Senin 18 Nov 2024 21:19 WIB

Kisah KH Ahmad Dahlan Membetulkan Arah Kiblat

Sang pendiri Muhammadiyah saat itu hadapi tantangan, kekolotan sebagian masyarakat.

KH Ahmad Dahlan, sang pendiri Muhammadiyah
Foto: dok ist
KH Ahmad Dahlan, sang pendiri Muhammadiyah

REPUBLIKA.CO.ID, JAKARTA -- Pada 1888 M, KH Ahmad Dahlan kembali ke Yogyakarta usai bertahun-tahun menimba ilmu di Tanah Suci. Lelaki yang lahir dengan nama Muhammad Darwisy itu membawa tekad untuk berdakwah dan menghadirkan perubahan nyata di tengah masyarakat demi kemajuan Islam.

Salah satu langkah penting yang diambilnya ialah meluruskan arah kiblat. Menurutnya, arah kiblat sebagian besar masjid di Yogyakarta—termasuk Masjid Agung milik Keraton—tidak tepat menuju ke arah Ka’bah di Masjidil Haram, Makkah. Hal itu pun berdasar pada ilmu falak dan ilmu bumi yang diperolehnya selama menuntut ilmu di Haramain.

Baca Juga

Karena itu, Kiai Ahmad Dahlan berupaya meyakinkan tokoh-tokoh agama di Yogyakarta. Ia pun mengajak mereka untuk berdiskusi tentang arah kiblat di masjid-masjid.

Sayangnya, ajakan dan penjelasan ilmiah tidak membuat mereka berubah pendirian. Bahkan, ada pula yang menuduhnya hendak mengubah “tradisi” Islam setempat.

Kiai Ahmad Dahlan tidak menyerah. Ia lalu menerapkan sendiri pembetulan arah kiblat di Langgar Kidul (Mushala Selatan), tempatnya mengajar.

Lambat laun, perbuatan sang kiai menjadi bahan gunjingan orang-orang, khususnya sebagian warga Kampung Kauman Yogyakarta.

Ikhtiar Kiai Dahlan tak henti. Ia lalu menyuruh sejumlah santrinya untuk mendirikan shalat di masjid Agung sesuai arah kiblat yang tepat.

Pada suatu malam, para muridnya itu berjalan menuju tempat ibadah milik Keraton Yogyakarta tersebut. Setiba di sana, mereka dengan sigap membuat garis putih, pertanda saf, yang sesuai dengan arah kiblat.

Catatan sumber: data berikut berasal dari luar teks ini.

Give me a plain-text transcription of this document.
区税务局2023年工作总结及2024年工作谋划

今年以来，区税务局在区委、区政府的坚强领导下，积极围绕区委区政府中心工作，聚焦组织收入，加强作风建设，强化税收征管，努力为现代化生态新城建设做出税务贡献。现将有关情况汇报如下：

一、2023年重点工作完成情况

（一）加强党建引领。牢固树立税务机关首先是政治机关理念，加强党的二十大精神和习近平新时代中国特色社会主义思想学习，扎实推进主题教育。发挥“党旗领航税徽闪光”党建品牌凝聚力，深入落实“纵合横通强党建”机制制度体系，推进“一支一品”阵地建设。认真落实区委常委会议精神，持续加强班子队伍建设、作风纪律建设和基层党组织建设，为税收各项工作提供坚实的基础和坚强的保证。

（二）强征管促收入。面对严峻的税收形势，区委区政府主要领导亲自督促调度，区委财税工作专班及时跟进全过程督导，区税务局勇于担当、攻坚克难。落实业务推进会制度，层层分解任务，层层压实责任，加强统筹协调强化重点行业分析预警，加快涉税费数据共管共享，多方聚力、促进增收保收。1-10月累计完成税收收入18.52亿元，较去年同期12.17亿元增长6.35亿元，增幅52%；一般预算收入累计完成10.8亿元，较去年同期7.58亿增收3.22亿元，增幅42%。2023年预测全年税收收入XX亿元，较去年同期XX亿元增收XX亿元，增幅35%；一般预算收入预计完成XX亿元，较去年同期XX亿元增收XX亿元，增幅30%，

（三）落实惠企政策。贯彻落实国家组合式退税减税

Masjid Agung, sebagaimana masjid-masjid lainnya di Yogyakarta kala itu, mengarah ke barat sehingga tidak tepat menuju arah Ka’bah yang 24 derajat arah barat laut. Dengan membuat saf yang betul searah kiblat, santri-santri Kiai Dahlan itu berharap kaum Muslimin dapat shalat secara lebih baik.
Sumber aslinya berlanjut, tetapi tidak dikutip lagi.